Joseph A. Esposito is the author of the new book Dinner in Camelot: The Night America's Greatest Scientists, Writers, and Scholars Partied at the Kennedy White House. A historian, writer, and educator, he served in three presidential administrations, and is adjunct associate professor at Northern Virginia Community College. He reviews books for the Washington Independent Review of Books and Kirkus Reviews, and he lives in Virginia.
Q: Why did you decide to write about the night John F.
Kennedy hosted an assortment of scientists, writers, and scholars at the White
House?
A: I met Senator Kennedy in the waning days of the 1960
campaign. That meeting sparked an
interest in public service; I subsequently served in three presidential
administrations. So I was interested in writing about him on a topic that had
not been given extensive attention.
However, the more I learned about this dinner—with its
unprecedented array of distinguished guests and its historical implications—I
became mesmerized by the story.
Q: How did you research the book, and did you learn anything
that especially surprised you?
A: I was able to use the large amount of material related to
the dinner at the Kennedy Library in Boston. Although there were 175 guests at
the dinner—the largest of the Kennedy era—I largely focused on about a dozen
people.
I was able to access other archives related to them and
their attendance that night, such as through Linus Pauling’s papers at Oregon
State University. I also profited from interviews, notably with Rose Styron,
who was a guest, and Clint Hill, Mrs. Kennedy’s Secret Service agent. Many secondary sources were also valuable.
I am a historian, I had been in government, and I have lived
in Washington, D.C., since 1981 so many aspects of a White House dinner were not
surprising. What did surprise me were the details about many of the people that
I highlighted and their interactions with one another.
The Pauling-Robert Oppenheimer relationship, which went back
to the 1920s, was very interesting. I came away with a greater appreciation for
the work of James Baldwin. And Mrs. Kennedy’s extensive work in restoring the
White House, which I generally knew about, became clearer.
Q: What impact did the dinner have at the time, and what do
you see as its legacy today?
A: The dinner was covered extensively in the newspapers and
magazines. These accounts focused on the two controversial guests: Pauling, who had picketed President Kennedy
over a stalled nuclear test ban agreement with the U.S.S.R. before the dinner,
and Oppenheimer, who had lost his security clearance in 1954.
But the glamor of the event also was covered, including its
place among the outgoing series of social events at the Kennedy White House.

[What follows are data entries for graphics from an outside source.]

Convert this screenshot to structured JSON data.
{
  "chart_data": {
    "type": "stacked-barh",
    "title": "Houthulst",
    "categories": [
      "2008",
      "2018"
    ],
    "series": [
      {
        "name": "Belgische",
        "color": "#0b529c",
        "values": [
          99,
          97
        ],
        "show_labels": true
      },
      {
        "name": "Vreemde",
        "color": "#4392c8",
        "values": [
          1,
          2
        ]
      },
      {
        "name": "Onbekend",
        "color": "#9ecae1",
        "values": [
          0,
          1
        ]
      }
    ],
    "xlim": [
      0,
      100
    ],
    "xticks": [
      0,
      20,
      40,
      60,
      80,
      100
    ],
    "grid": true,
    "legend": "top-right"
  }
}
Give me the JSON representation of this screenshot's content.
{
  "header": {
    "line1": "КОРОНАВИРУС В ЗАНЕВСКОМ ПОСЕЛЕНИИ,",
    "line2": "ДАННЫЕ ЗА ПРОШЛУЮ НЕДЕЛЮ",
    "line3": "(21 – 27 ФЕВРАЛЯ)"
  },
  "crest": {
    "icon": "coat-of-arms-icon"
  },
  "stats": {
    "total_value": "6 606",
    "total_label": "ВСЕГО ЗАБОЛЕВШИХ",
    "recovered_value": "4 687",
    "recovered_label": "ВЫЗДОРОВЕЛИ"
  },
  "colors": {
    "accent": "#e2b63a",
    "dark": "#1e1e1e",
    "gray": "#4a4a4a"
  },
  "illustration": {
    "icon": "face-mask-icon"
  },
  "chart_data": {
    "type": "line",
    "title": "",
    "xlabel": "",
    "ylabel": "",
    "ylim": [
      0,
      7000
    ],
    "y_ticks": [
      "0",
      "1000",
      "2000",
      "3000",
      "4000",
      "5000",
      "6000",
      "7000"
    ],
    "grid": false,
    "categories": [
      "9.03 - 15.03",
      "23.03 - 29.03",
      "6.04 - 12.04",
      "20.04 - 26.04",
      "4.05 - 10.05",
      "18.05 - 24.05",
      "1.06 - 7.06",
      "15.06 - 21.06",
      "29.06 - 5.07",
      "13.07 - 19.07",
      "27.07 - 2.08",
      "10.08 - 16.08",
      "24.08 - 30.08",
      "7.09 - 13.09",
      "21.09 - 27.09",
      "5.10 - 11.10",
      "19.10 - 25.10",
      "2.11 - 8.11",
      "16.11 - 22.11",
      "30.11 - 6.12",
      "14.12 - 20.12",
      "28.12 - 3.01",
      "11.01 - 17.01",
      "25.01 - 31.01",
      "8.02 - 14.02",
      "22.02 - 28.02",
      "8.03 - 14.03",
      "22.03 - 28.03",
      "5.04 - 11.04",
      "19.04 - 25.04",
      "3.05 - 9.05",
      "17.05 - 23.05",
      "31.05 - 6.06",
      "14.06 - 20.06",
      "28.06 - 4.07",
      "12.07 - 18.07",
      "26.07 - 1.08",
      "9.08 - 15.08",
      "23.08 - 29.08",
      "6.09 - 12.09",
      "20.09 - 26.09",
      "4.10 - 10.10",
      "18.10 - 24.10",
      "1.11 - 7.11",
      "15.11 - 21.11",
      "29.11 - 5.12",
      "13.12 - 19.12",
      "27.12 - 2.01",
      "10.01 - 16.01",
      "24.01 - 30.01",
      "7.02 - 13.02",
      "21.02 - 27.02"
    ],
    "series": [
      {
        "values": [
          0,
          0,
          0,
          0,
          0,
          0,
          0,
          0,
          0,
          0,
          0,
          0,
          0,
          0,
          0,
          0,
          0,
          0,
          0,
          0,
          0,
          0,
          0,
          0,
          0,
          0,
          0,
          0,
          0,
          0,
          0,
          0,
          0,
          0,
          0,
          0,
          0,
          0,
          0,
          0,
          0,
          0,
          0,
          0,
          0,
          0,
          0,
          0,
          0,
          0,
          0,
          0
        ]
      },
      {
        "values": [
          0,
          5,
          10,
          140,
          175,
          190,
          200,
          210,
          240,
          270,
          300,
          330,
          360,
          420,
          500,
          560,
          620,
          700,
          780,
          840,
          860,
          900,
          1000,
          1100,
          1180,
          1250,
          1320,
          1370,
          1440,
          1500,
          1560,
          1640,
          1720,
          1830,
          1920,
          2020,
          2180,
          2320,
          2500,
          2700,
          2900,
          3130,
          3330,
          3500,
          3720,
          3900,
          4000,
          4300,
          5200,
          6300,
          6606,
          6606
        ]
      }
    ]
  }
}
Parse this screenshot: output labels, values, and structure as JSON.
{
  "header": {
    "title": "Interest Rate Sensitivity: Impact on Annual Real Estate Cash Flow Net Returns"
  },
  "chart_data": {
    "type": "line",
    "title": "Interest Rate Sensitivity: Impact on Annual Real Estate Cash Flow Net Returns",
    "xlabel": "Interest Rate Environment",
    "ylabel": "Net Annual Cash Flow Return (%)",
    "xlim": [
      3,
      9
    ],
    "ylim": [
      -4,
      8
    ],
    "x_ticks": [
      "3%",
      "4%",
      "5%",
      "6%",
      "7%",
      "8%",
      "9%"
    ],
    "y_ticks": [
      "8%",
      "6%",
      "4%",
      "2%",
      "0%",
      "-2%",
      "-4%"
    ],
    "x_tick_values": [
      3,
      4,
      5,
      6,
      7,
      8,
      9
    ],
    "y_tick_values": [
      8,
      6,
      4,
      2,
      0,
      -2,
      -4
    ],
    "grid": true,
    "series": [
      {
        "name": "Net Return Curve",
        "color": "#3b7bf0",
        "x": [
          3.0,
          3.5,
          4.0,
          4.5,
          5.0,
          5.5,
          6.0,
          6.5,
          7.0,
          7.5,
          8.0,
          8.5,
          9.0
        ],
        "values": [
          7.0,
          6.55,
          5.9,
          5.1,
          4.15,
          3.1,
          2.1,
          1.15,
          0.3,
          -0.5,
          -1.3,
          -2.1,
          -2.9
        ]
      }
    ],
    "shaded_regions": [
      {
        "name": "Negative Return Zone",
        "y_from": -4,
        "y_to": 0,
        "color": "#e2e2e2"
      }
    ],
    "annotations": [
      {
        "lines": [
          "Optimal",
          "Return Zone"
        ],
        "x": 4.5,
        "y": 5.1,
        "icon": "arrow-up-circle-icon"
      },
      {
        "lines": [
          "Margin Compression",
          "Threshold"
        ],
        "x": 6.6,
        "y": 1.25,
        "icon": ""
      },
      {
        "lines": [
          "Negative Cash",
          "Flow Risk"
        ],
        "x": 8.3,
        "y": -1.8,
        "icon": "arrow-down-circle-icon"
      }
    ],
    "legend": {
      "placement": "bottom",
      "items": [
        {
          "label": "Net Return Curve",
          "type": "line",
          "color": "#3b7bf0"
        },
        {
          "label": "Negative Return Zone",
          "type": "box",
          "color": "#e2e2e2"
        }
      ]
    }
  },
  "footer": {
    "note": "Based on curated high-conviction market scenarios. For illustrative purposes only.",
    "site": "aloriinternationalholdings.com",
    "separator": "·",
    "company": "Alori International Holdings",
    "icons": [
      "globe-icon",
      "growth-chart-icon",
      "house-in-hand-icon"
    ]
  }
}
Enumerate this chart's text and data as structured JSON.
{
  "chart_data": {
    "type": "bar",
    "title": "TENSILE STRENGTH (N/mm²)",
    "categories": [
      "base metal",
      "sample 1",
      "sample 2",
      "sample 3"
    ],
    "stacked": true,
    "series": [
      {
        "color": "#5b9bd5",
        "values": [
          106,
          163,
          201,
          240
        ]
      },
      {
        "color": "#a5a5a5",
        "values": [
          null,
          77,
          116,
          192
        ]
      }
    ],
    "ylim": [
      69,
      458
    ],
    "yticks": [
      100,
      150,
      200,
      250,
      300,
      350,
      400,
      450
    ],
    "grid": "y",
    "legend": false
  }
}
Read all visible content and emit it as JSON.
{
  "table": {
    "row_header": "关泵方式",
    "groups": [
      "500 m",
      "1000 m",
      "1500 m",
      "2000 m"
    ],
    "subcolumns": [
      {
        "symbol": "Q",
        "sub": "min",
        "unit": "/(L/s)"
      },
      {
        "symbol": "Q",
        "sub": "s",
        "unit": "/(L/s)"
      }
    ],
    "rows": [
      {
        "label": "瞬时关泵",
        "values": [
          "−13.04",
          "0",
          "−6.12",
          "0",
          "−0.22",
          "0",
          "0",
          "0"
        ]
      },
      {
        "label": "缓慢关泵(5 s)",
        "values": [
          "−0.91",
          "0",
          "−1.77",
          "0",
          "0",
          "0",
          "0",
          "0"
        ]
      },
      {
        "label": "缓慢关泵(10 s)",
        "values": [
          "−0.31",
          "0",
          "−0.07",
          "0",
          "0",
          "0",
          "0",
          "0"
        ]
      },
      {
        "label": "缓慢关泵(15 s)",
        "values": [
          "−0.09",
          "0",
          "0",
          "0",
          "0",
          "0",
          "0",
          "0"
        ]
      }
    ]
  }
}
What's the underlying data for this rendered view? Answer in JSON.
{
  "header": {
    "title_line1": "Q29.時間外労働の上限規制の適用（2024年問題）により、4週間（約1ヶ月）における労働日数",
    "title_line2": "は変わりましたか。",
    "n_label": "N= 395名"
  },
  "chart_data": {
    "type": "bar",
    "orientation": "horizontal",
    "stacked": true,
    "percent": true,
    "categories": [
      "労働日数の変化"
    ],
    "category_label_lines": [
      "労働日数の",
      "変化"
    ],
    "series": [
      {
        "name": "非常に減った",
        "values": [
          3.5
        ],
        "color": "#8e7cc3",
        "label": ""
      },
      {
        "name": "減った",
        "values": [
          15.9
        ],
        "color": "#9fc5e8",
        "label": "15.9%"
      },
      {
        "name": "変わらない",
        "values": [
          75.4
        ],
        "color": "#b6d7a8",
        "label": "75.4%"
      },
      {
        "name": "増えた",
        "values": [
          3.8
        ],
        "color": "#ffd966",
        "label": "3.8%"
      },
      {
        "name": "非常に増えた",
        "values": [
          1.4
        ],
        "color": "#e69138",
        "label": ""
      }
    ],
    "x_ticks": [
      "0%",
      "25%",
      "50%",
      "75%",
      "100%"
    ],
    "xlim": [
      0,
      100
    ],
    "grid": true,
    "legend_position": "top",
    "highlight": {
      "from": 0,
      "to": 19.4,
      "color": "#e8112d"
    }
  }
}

The legacy is that this was time when people of achievement
were honored at the highest level of our government, on behalf of the American
people.
At the height of the Cold War, it was a time when the
country, despite differences, worked toward consensus in attempting to solve
its problems. President Kennedy was an inspirational leader, and this event
reflected that role.
Q: In a Washington Post review of the book, Thomas Oliphant
writes of the dinner, “And it has resonated through the decades as a symbol of
what that ‘one brief, shining moment’ was capable of on its best days, and of
the impact a White House can have on American culture and the creative minds
who inhabit it. Comparisons to the disgusting atmosphere of the present are
obvious.” Do you think such an event could happen now, and how would you
compare the cultural tone of JFK’s White House to that of today?
A: This dinner, honoring 49 Nobel Prize winners and many
equally prominent thinkers and doers, was unique. Nothing even approaching it has
been attempted since. It was a much different time, of course, but I believe
that its success, again, reflected special leadership at the White House and an
appreciation for the symbolism that it represented.
White House dinners in recent decades have included many
celebrities; the Nobel dinner honored men and women of tremendous accomplishment—there
were no singers or movie stars or even politicians (other than the president,
vice president, and attorney general).
Q: What are you working on now?
A: I am working on book about two somewhat obscure televised
debates of the mid-1960s: one between
James Baldwin and William F. Buckley, Jr., on race relations, and the other
between Ronald Reagan and Robert Kennedy on Vietnam. Baldwin and Reagan were
the clear winners.
The interactions were notable, and they speak to us not only
about that turbulent decade but also are meaningful today. I’m enjoying the
research.
Q: Anything else we should know?
A: Tish Baldrige, the White House social secretary,
repeatedly referred to this event of intellectuals as “the Brains’ Dinner.” French-born
chef Rene Verdon was perplexed at first, thinking he was going to be asked to prepare
brains for the guests. The main course was beef Wellington.